Watching Stewart play can be an uncanny experience. (I remember cracking up a few years ago at a TV ad that showed her simply walking down the street, dribbling a basketball, her arms basically down to the sidewalk.) In this game, she seemed to be reasserting her team’s advantages: The Liberty are bigger, longer, and stronger, and this gives them several paths to victory unavailable to the Lynx. Before Game 2, Minnesota head coach Cheryl Reeve said there was plenty she wanted her team to clean up, but she admitted the rebounding margin—the Liberty out-rebounded the Lynx 44-32 and 20-5 on the offensive glass in Game 1—wasn't the most pressing concern for a team built like hers. “When you get to the postseason, you can’t suddenly change who you are. You are who you are,” she said.

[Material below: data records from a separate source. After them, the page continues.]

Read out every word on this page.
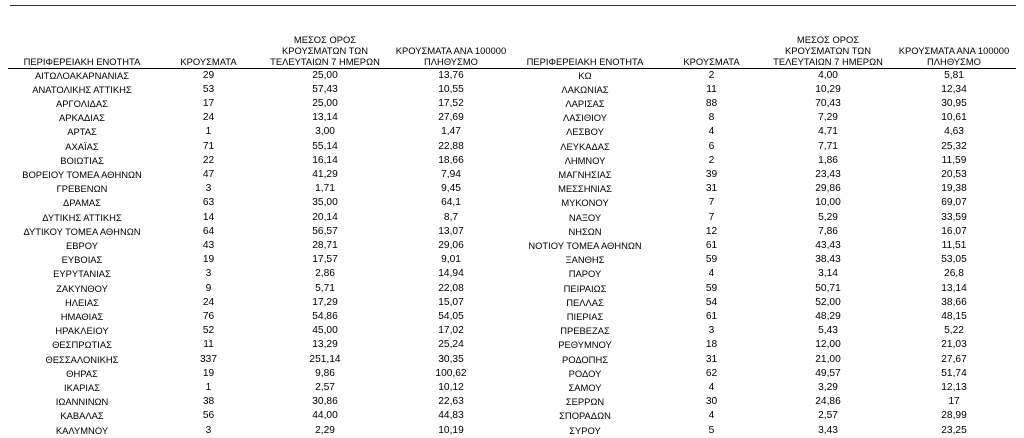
ΠΕΡΙΦΕΡΕΙΑΚΗ ΕΝΟΤΗΤΑ	ΚΡΟΥΣΜΑΤΑ	ΜΕΣΟΣ ΟΡΟΣ
ΚΡΟΥΣΜΑΤΩΝ ΤΩΝ
ΤΕΛΕΥΤΑΙΩΝ 7 ΗΜΕΡΩΝ	ΚΡΟΥΣΜΑΤΑ ΑΝΑ 100000
ΠΛΗΘΥΣΜΟ

ΑΙΤΩΛΟΑΚΑΡΝΑΝΙΑΣ	29	25,00	13,76
ΑΝΑΤΟΛΙΚΗΣ ΑΤΤΙΚΗΣ	53	57,43	10,55
ΑΡΓΟΛΙΔΑΣ	17	25,00	17,52
ΑΡΚΑΔΙΑΣ	24	13,14	27,69
ΑΡΤΑΣ	1	3,00	1,47
ΑΧΑΪΑΣ	71	55,14	22,88
ΒΟΙΩΤΙΑΣ	22	16,14	18,66
ΒΟΡΕΙΟΥ ΤΟΜΕΑ ΑΘΗΝΩΝ	47	41,29	7,94
ΓΡΕΒΕΝΩΝ	3	1,71	9,45
ΔΡΑΜΑΣ	63	35,00	64,1
ΔΥΤΙΚΗΣ ΑΤΤΙΚΗΣ	14	20,14	8,7
ΔΥΤΙΚΟΥ ΤΟΜΕΑ ΑΘΗΝΩΝ	64	56,57	13,07
ΕΒΡΟΥ	43	28,71	29,06
ΕΥΒΟΙΑΣ	19	17,57	9,01
ΕΥΡΥΤΑΝΙΑΣ	3	2,86	14,94
ΖΑΚΥΝΘΟΥ	9	5,71	22,08
ΗΛΕΙΑΣ	24	17,29	15,07
ΗΜΑΘΙΑΣ	76	54,86	54,05
ΗΡΑΚΛΕΙΟΥ	52	45,00	17,02
ΘΕΣΠΡΩΤΙΑΣ	11	13,29	25,24
ΘΕΣΣΑΛΟΝΙΚΗΣ	337	251,14	30,35
ΘΗΡΑΣ	19	9,86	100,62
ΙΚΑΡΙΑΣ	1	2,57	10,12
ΙΩΑΝΝΙΝΩΝ	38	30,86	22,63
ΚΑΒΑΛΑΣ	56	44,00	44,83
ΚΑΛΥΜΝΟΥ	3	2,29	10,19
ΠΕΡΙΦΕΡΕΙΑΚΗ ΕΝΟΤΗΤΑ	ΚΡΟΥΣΜΑΤΑ	ΜΕΣΟΣ ΟΡΟΣ
ΚΡΟΥΣΜΑΤΩΝ ΤΩΝ
ΤΕΛΕΥΤΑΙΩΝ 7 ΗΜΕΡΩΝ	ΚΡΟΥΣΜΑΤΑ ΑΝΑ 100000
ΠΛΗΘΥΣΜΟ

ΚΩ	2	4,00	5,81
ΛΑΚΩΝΙΑΣ	11	10,29	12,34
ΛΑΡΙΣΑΣ	88	70,43	30,95
ΛΑΣΙΘΙΟΥ	8	7,29	10,61
ΛΕΣΒΟΥ	4	4,71	4,63
ΛΕΥΚΑΔΑΣ	6	7,71	25,32
ΛΗΜΝΟΥ	2	1,86	11,59
ΜΑΓΝΗΣΙΑΣ	39	23,43	20,53
ΜΕΣΣΗΝΙΑΣ	31	29,86	19,38
ΜΥΚΟΝΟΥ	7	10,00	69,07
ΝΑΞΟΥ	7	5,29	33,59
ΝΗΣΩΝ	12	7,86	16,07
ΝΟΤΙΟΥ ΤΟΜΕΑ ΑΘΗΝΩΝ	61	43,43	11,51
ΞΑΝΘΗΣ	59	38,43	53,05
ΠΑΡΟΥ	4	3,14	26,8
ΠΕΙΡΑΙΩΣ	59	50,71	13,14
ΠΕΛΛΑΣ	54	52,00	38,66
ΠΙΕΡΙΑΣ	61	48,29	48,15
ΠΡΕΒΕΖΑΣ	3	5,43	5,22
ΡΕΘΥΜΝΟΥ	18	12,00	21,03
ΡΟΔΟΠΗΣ	31	21,00	27,67
ΡΟΔΟΥ	62	49,57	51,74
ΣΑΜΟΥ	4	3,29	12,13
ΣΕΡΡΩΝ	30	24,86	17
ΣΠΟΡΑΔΩΝ	4	2,57	28,99
ΣΥΡΟΥ	5	3,43	23,25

The Liberty are also deeper, and if you set aside the trauma of Game 1, you could make a reasonable case that despite everything going wrong for their key offensive players, they had still only lost a two-point game in overtime. If any one tiny thing went their way, it might be enough to swing the game. On Sunday afternoon, the difference was Betnijah Laney-Hamilton. In Game 1, the Liberty wing played the fewest minutes of any starter, and she was conspicuously absent from the go-ahead Lynx sequence at the end. (Courtney Williams got a second look from three because Alanna Smith grabbed the rebound over Courtney Vandersloot, who isn't usually in New York's must-stop closing lineups.)

Liberty head coach Sandy Brondello said after practice on Saturday that Laney-Hamilton hadn't been feeling her best. Since undergoing knee surgery over the Olympic break, Laney-Hamilton has looked a touch slower than usual. “I think everyone sees that she’s trying. It’s not the same B that we’ve seen all season long,” Brondello said. But Laney-Hamilton had been feeling a little bit better every day, and Sunday, she did it all, even on one knee. Laney-Hamilton muscled through contact, beating smaller defenders to get to her spots, and finished with four threes and 20 points. Suddenly, the Liberty were the Liberty as they should be to any opponent: just too much.